Additional Information about the Merger and Where to Find It

In connection with the proposed merger of Apple REIT Six with and into BRE Select Hotels, BRE Select Hotels filed with the U.S. Securities and Exchange Commission (the “SEC”) a registration statement on Form S-4, as amended (Registration No. 333-186090) that contains a proxy statement/prospectus. The registration statement on Form S-4, as amended, was declared effective by the SEC on March 29, 2013, and Apple REIT Six mailed the proxy statement/prospectus to its shareholders on or about April 5, 2013. BEFORE MAKING ANY VOTING OR INVESTMENT DECISIONS, INVESTORS AND SECURITY HOLDERS OF APPLE REIT SIX ARE URGED TO READ THE PROXY STATEMENT/PROSPECTUS (INCLUDING ALL AMENDMENTS AND SUPPLEMENTS THERETO) AND OTHER RELEVANT DOCUMENTS FILED WITH THE SEC BECAUSE THEY CONTAIN IMPORTANT INFORMATION ABOUT APPLE REIT SIX, BRE SELECT HOTELS AND THE MERGER. The proxy statement/prospectus and other materials containing information about the proposed transaction, and any other documents filed by Apple REIT Six and BRE Select Hotels with the SEC, may be obtained free of charge at the SEC’s web site at www.sec.gov.
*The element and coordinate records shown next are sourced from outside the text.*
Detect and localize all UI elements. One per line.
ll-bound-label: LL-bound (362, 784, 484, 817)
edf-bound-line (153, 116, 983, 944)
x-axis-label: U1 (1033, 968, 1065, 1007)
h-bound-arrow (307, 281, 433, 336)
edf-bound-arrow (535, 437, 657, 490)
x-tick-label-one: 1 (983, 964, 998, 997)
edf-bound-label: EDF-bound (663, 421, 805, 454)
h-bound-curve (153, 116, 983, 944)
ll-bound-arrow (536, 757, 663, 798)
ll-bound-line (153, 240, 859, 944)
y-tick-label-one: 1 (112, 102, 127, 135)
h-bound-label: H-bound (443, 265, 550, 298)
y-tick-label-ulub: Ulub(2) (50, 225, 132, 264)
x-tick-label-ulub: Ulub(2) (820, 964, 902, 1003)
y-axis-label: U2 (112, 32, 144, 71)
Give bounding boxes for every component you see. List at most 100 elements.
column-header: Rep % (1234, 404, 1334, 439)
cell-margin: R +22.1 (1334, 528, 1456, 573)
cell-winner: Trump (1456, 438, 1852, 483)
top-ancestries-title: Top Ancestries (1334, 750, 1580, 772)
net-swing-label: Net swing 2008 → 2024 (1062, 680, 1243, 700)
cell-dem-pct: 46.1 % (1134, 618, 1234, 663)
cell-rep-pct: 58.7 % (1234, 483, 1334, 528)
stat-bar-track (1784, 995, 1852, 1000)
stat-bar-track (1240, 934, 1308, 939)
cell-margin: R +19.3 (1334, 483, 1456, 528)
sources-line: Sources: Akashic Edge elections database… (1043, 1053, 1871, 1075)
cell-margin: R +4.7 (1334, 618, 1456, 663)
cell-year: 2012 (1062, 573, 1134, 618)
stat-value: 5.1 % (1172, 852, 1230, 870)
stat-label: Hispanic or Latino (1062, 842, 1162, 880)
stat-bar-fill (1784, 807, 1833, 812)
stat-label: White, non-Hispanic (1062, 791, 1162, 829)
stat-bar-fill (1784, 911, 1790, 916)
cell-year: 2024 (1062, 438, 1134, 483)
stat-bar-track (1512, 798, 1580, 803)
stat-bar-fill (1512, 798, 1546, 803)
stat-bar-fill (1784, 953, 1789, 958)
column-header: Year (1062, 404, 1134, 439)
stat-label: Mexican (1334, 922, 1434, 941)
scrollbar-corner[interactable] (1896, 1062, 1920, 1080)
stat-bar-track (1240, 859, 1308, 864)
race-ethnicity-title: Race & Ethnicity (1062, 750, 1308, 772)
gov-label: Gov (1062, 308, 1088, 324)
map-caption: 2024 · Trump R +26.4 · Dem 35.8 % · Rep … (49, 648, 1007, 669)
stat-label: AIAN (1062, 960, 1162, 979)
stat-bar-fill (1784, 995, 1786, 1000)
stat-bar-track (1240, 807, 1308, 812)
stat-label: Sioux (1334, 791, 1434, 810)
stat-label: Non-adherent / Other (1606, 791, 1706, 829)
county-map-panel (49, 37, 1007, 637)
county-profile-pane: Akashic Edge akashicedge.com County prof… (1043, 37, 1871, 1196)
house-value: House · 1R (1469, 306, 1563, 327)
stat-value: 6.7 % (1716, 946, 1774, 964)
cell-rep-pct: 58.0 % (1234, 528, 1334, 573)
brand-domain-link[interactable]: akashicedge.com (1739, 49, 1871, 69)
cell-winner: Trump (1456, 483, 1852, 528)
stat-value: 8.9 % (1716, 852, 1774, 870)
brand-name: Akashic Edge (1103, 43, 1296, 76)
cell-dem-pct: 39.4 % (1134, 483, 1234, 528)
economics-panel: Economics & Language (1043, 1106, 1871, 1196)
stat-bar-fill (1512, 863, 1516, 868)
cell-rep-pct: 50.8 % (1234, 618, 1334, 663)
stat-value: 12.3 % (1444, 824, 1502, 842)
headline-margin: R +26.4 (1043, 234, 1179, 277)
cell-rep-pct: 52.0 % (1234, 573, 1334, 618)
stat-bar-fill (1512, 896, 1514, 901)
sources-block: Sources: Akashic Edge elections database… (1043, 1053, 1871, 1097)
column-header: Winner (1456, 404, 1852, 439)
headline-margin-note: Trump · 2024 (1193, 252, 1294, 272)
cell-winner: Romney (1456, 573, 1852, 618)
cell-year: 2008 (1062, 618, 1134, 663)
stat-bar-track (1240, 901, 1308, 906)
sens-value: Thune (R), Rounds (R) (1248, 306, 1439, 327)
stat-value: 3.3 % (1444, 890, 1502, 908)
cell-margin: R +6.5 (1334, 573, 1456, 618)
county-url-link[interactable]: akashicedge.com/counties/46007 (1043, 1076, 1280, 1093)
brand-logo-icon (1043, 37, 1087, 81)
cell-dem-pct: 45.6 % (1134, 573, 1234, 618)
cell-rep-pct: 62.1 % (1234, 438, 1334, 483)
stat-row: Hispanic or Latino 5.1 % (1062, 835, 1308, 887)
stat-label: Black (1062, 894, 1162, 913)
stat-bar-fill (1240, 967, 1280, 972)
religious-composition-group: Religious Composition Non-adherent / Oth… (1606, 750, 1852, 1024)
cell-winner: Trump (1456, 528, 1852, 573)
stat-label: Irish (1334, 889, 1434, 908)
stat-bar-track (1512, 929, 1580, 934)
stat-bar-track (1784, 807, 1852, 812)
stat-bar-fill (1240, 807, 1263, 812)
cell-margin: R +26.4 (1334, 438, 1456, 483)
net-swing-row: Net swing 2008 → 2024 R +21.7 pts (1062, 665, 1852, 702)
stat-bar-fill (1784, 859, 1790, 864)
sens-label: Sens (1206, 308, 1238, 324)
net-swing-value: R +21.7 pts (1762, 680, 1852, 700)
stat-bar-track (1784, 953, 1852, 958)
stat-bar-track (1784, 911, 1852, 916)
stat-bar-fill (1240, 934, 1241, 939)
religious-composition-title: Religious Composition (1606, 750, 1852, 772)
In addition, investors and security holders may obtain free copies of the documents filed with the SEC by Apple REIT Six by directing a written request to Apple REIT Six, Inc., 814 East Main Street, Richmond, Virginia 23219, Attention: Investor Relations.

 

Apple REIT Six and its executive officers and directors may be deemed to be participants in the solicitation of proxies from the security holders of Apple REIT Six in connection with the merger. Information about those executive officers and directors of Apple REIT Six and their ownership of Apple REIT Six securities is set forth in the proxy statement/prospectus filed by Apple REIT Six with the SEC on April 2, 2013. Investors and security holders may obtain additional information regarding the direct and indirect interests of Apple REIT Six and its executive officers and directors in the merger by reading the proxy statement/prospectus regarding the merger.

 

This communication shall not constitute an offer to sell or the solicitation of an offer to sell or the solicitation of an offer to buy any securities, nor shall there be any sale of securities in any jurisdiction in which such offer, solicitation or sale would be unlawful prior to registration or qualification under the securities laws of any such jurisdiction. No offering of securities shall be made except by means of a prospectus meeting the requirements of Section 10 of the Securities Act of 1933, as amended.